Crude oil inventories in the United States were expected to have risen by 1.9 million barrels in the week ended February 12, as imports that had been delayed by weather along the Gulf Coast came ashore, an initial Reuters found.
Distillate stocks, which include heating oil and diesel, fell 1.6 million barrels, with demand for heating oil seen higher after two heavy snowstorms hit the U.S. East Coast, while gasoline supplies rose 1.6 million barrels, the poll showed.

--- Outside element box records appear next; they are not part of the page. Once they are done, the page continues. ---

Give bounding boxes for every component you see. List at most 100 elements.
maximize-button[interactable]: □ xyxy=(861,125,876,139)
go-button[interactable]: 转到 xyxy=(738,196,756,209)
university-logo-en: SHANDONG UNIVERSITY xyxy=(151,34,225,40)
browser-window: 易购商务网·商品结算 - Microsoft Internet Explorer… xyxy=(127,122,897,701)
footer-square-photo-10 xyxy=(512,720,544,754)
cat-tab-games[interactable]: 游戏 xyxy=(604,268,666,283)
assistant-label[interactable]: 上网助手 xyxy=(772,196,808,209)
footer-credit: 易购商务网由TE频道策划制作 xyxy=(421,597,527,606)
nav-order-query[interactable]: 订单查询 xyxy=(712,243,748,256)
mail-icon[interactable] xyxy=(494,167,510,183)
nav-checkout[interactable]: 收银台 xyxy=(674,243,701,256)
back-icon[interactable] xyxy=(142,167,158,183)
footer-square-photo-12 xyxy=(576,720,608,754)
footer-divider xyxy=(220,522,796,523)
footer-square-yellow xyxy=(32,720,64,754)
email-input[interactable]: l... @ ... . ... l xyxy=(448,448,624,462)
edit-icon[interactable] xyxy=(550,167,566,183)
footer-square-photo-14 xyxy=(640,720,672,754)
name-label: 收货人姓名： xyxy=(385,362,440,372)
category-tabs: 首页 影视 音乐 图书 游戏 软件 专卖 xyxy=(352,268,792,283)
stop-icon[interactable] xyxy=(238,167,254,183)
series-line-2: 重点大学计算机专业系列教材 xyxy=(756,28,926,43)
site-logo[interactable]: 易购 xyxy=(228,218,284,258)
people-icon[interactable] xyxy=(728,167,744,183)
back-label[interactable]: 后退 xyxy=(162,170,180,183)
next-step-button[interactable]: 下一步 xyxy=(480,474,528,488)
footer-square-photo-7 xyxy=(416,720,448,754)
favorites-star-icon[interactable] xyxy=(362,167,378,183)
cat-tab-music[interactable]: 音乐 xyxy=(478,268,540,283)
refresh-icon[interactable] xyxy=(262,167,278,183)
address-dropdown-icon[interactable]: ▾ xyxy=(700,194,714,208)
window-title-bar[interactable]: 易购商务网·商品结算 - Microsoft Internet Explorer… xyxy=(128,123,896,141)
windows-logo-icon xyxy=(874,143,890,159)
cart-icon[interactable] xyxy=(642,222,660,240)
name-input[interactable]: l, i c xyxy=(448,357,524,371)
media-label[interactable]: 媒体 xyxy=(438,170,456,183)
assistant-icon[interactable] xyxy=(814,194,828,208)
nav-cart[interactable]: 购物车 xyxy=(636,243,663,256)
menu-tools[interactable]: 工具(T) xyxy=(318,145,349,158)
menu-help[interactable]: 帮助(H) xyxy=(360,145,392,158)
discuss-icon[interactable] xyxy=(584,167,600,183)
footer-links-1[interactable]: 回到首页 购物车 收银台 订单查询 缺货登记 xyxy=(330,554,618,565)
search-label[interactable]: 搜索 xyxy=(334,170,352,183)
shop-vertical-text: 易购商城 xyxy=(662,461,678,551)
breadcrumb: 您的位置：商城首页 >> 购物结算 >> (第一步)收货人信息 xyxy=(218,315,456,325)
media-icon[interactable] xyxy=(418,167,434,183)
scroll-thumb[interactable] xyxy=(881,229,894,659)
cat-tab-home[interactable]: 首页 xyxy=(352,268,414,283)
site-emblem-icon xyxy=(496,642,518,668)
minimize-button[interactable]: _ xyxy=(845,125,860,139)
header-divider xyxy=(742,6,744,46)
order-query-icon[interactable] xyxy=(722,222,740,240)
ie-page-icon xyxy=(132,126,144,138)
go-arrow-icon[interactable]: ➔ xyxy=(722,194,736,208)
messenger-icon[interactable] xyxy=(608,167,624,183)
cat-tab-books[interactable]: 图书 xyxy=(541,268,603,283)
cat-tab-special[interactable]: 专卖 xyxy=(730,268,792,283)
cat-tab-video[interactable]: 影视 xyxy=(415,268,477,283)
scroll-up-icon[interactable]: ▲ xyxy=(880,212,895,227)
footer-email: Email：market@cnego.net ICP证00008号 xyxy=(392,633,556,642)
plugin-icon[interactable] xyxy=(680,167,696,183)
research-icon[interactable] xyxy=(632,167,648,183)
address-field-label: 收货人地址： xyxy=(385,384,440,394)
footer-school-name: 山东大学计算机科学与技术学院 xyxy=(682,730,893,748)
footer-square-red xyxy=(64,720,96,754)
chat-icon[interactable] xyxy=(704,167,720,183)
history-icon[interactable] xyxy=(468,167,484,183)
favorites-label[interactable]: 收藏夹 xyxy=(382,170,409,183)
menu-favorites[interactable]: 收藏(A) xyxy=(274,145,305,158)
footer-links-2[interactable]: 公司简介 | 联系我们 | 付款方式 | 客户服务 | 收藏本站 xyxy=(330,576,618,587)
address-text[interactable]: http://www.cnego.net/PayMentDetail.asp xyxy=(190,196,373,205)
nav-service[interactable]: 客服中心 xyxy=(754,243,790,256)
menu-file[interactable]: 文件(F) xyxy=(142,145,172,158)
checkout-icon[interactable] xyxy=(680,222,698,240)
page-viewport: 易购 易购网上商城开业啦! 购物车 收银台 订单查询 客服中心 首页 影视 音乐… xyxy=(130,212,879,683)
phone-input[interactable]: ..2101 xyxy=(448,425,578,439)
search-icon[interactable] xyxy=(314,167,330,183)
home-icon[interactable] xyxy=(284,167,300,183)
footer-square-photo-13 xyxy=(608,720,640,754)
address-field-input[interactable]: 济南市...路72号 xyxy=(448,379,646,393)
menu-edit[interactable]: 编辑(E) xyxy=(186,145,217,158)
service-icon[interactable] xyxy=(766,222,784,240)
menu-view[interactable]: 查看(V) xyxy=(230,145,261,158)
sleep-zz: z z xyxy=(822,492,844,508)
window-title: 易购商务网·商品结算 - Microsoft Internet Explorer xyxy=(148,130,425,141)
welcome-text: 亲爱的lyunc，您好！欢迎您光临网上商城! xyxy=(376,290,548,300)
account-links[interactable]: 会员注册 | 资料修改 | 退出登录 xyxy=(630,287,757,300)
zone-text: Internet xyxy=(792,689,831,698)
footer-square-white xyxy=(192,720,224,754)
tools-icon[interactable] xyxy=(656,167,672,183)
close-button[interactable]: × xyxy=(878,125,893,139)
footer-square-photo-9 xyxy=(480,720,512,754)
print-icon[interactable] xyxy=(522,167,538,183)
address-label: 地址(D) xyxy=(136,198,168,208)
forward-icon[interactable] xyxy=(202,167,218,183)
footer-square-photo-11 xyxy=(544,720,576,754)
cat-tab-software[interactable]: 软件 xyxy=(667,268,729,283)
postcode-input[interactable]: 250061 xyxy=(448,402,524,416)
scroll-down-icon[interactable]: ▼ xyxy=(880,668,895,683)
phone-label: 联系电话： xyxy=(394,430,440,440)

The report from industry group American Petroleum Institute (API) will be released at 2130 GMT on Wednesday — delayed by a day this week due to Monday’s federal Presidents’ Day holiday — while the Energy Information Administration’s (EIA) data is due at 1600 GMT on Thursday.
STOCK MARKET BOOST
Expectations of economic recovery saw Asian shares jump on the back of strong financial and resource stocks, as Hong Kong and Chinese investors shrugged off China’s latest move to temper robust lending.
Oil was also hoisted by the softer dollar, which fell 1.3 percent versus the euro late on Tuesday. The euro held on to gains at $1.3750 on Wednesday, as investors cut short positions on views that its fall over Greece’s debt problems had run its course.
Traders also said the buying interest for distillates, which have been slow since last April, has started to show signs of improvement. Global distillate stocks, although still heavy, are at gradually drawn down.
Ongoing tensions between the U.S. and Iran may continue to support prices, as President Mahmoud Ahmadinejad had said that any country that tried to impose new sanctions on Iran would regret its actions, as the U.S. and Russia voiced concerns about Tehran’s nuclear program.